Afterwards, the participants got MRI scans to determine how quickly their stomachs emptied and each self-reported their appetite levels. They were also told to eat sandwiches until they were satisfied. 

The results: Participants who drank the thin, low-calorie shake had the lowest (aka fastest) gastric emptying time, the time it takes for food to travel from the stomach to the small intestines. The thin, low-calorie shake had a mean time of 26.5 minutes, the thick, low-calorie shake had a mean time of 41 minutes, the thin, high-calorie shake had a mean time of 69.5 minutes, and the thick, high-calorie shake had a mean time of 81.9 minutes. 

Even though it had 400 fewer calories, the thick 100-calorie shake led to greater feelings of fullness compared to the thin 500-calorie shake. Men who drank the thick 100-calorie shake rated their fullness as 58 points after 40 minutes, while men who drank the thin, 500-calorie shake rated their fullness as only 48 after 40 minutes. 

Thick shakes decreased feelings of hunger

"The increase in perceived fullness that is due solely to the increased viscosity, which is a phenomenon that we refer to as phantom fullness, may be useful in lowering energy intake," the authors wrote. 

This research is quite similar to the philosophy behind volumetrics, aka the strategy of eating high-volume, low-calorie foods for weight loss, can help promote satiety. Volumetric diets give consumers more mileage from what they eat, U.S. News and World Report noted. The "phantom fullness" from thick, low-calorie smoothies could be key to staving off hunger and preventing overeating for dieters, though more randomized trials would be necessary to confirm this.  

WTF is phantom fullness? 

The way consumers experience food textures can influence appetite and feelings of fullness, the study results show. 

Study author Guido Campos told FoodNavigator that "mouthfeel" is key. 
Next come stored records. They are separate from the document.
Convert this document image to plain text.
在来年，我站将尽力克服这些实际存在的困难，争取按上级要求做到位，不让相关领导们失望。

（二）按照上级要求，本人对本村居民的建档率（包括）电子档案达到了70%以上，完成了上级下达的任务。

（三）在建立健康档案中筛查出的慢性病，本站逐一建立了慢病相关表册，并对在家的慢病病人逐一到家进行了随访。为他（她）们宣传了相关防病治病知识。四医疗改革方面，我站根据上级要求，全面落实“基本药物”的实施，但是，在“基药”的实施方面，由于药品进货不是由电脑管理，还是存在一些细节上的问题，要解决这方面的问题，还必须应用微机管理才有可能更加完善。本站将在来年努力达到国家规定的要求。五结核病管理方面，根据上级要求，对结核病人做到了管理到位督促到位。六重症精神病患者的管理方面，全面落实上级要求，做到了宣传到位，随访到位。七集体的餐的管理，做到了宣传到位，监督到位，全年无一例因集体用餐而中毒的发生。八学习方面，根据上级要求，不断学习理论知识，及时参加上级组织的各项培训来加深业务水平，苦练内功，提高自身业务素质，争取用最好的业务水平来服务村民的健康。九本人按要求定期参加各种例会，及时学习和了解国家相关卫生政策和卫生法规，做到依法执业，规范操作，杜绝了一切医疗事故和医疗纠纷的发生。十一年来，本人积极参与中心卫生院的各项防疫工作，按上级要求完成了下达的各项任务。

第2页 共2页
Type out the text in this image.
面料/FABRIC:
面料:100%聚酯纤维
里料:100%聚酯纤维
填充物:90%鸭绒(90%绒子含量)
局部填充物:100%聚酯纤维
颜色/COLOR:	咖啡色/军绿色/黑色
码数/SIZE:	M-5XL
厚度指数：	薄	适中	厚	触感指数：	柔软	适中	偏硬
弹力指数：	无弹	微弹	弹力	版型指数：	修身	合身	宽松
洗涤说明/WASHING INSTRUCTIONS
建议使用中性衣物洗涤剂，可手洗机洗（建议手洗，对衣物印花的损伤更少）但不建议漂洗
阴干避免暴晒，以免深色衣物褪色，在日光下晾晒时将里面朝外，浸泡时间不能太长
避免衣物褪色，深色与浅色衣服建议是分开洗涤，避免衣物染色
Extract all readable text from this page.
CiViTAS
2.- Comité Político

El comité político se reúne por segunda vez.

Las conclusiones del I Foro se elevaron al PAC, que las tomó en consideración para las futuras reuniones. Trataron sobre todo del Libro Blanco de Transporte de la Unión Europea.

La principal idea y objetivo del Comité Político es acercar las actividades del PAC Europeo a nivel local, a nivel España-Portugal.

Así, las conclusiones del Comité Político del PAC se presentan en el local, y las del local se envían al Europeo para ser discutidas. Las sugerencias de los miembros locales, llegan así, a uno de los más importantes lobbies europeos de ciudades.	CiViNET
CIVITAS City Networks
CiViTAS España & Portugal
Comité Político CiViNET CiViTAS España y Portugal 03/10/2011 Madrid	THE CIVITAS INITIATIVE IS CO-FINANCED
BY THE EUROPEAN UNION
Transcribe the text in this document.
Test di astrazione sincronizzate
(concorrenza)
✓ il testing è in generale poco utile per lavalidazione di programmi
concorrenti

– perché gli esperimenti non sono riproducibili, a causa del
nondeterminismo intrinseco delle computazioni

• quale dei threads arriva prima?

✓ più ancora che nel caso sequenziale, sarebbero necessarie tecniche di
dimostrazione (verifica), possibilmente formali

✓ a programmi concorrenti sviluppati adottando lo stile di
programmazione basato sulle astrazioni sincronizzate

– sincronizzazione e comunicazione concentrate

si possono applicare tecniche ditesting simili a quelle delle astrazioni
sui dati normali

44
[The findings] underlie the importance of oral exposure and "mouthfeel characteristics" of a food product when it comes to influencing appetite. This is at least an indication that increasing the thickness of diet shakes may be an interesting avenue to pursue further. 

How to make a thick milkshake or smoothie

In this study, researchers used locust bean gum, a food additive, to thicken the milkshakes. But that's not the only way to add some heft to a shake (or smoothie). Campos said in an email that other low-calorie fibers like guar gum and carb-based xatham gum can add viscosity to a smoothie, making it thicker without adding calories. 

But if you're not a fan of food additives, you can still naturally up the thickness of a shake or smoothie with a few simple tricks. Registered Dietitian Nora Minno said in an email that freezing banana slices before tossing them in a blender with the rest of your shake ingredients can create a thicker smoothie. Adding oats, non-fat Greek yogurt, ice cubes made from milk or avocado is another other strategy for creating a filling smoothie. Just note: These ingredients will add both thickness and calories (but also good-for-you fiber and nutrients) to your smoothie.